Columbus City Council plans to introduce legislation dealing with demilitarizing police, requiring background check to see if police have ties to hate groups, and eliminate non-knock warrants
Columbus City Council plans to consider demilitarizing city police while taking other steps to address potential police abuses through legislation, including eliminating or limiting “no-knock” warrants for raids and requiring hate-group background checks of officers.
The seven council members laid out their proposals Thursday at City Hall, which also include having independent investigations into police use of lethal force.
“What we are after is radical change,” Council President Shannon Hardin said.
That also means “reimagining” public safety when the council begins its 2021 budget deliberations later this year.
“What keeps all residents safe? We know the long-standing system isn’t doing that,” Council President Pro Tem Elizabeth Brown said. “We want to be pro-progress, pro-change, pro-civil rights.”
Council plans to hold public hearings to discuss these issues before voting on legislation in July, prior to its summer break.
The first hearing, on revisions to the city’s purchasing code dealing with police funding, will be at 4 p.m. Tuesday.
The move for change comes as demonstrations for police reform continue Downtown in the wake of the Memorial Day death of George Floyd while in police custody in Minneapolis.
Council members said they have received thousands of calls and emails from residents who want change.
“This generation is speaking out for a better future,” Brown said. “Let’s leave Columbus better than we found it.”
It’s still unclear what the legislation could specifically look like. When it comes to demilitarization, council members plan to destroy weapons that were identified in the Obama administration’s prohibited-weapons list, which included camouflage uniforms, grenade launchers and weapons of .50-caliber or higher.
“We don’t need grenade launchers,” Brown said.
Council also will review other items such as batons and flash-bang grenades, which were used against protesters recently.
Louisville’s Metro Council has banned the use of no-knock warrants, which allow police to not identify themselves before entering a home. That city’s action came after the March 13 death of Breonna Taylor, a 26-year-old African American emergency room technician who was killed after officers burst into her home on a search warrant for drugs.
Taylor and her boyfriend, Kenneth Walker, were in bed when they heard a loud banging at the door. There was a short exchange and Walker fired his gun. Police fired a barrage of shots, and Taylor was killed after being hit at least eight times.
Councilman Mitchell Brown, a Public Safety director under former Mayor Michael B. Coleman, said he doesn’t know if the council can eliminate no-knock raids through legislation. “It’s on the table for us to look at,” he said.
As far as demilitarization, he said the city has to determine what police equipment is valuable and useful in an urban environment.

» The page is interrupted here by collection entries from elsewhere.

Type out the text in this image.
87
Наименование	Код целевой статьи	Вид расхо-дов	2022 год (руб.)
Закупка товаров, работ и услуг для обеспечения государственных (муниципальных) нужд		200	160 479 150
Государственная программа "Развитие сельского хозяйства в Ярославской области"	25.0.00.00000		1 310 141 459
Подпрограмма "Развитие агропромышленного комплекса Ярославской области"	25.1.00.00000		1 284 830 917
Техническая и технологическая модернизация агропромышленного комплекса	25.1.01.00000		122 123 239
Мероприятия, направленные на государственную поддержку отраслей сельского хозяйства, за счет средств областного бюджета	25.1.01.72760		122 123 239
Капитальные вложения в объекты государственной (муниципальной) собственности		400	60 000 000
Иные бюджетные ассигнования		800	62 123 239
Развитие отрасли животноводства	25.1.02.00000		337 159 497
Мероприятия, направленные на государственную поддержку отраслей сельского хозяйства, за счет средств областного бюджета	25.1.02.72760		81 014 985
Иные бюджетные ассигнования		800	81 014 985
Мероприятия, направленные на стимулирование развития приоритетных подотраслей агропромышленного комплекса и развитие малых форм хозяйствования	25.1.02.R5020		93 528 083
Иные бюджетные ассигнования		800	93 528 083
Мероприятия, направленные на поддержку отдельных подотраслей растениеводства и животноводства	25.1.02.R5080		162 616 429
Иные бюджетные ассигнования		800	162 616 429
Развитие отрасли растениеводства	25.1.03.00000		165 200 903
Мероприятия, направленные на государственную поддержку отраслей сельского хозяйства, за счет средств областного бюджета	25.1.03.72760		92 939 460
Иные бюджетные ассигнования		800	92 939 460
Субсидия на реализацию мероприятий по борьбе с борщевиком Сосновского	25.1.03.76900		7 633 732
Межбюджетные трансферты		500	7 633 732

“We also have to keep in mind homeland security,” Brown said. “They can’t be not responsive to the fact that we still have potential extremist threats.”
He also pointed out that 90% of the police budget covers personnel in a growing city of about 900,000 that is the 14th largest in the U.S.
“It’s going to get bigger,” he said. “When you move into a community, the first thing you’re going to ask is, ’Is it safe?’”
Brown said he has spoken with police officials about council’s ideas.
“They are open-minded and receptive to making adjustments and changes,” he said.
Councilman Rob Dorans said not everyone believes every use of force should necessitate an independent investigation, but others think a full investigation is necessary for every instance of force.
Robin Davis, spokeswoman for Mayor Andrew J. Ginther, said Ginther has made clear that police reform is his top priority, and that he is very supportive of the proposals City Council raised to reimagine policing.
Ginther has repeatedly said he intends to create a civilian review board and hopes that police will be on board.
Nana Watson, president of the Columbus chapter of the NAACP, said her organization will review council’s proposals and provide feedback. Her group is pushing for a citizens review board with subpoena power.
Tynan Krakoff, an organizer for Showing Up for Racial Justice, said his group supports a hate-crime background check for officers but also wants checks to determine if they were ever fired from other departments.
Councilwoman Shayla Favor said real reform, not just “buzzy-type ideas,” takes time.
"We're talking about to some degree dismantling things that have been in place forever,“ she said. ”It doesn't mean you don't try."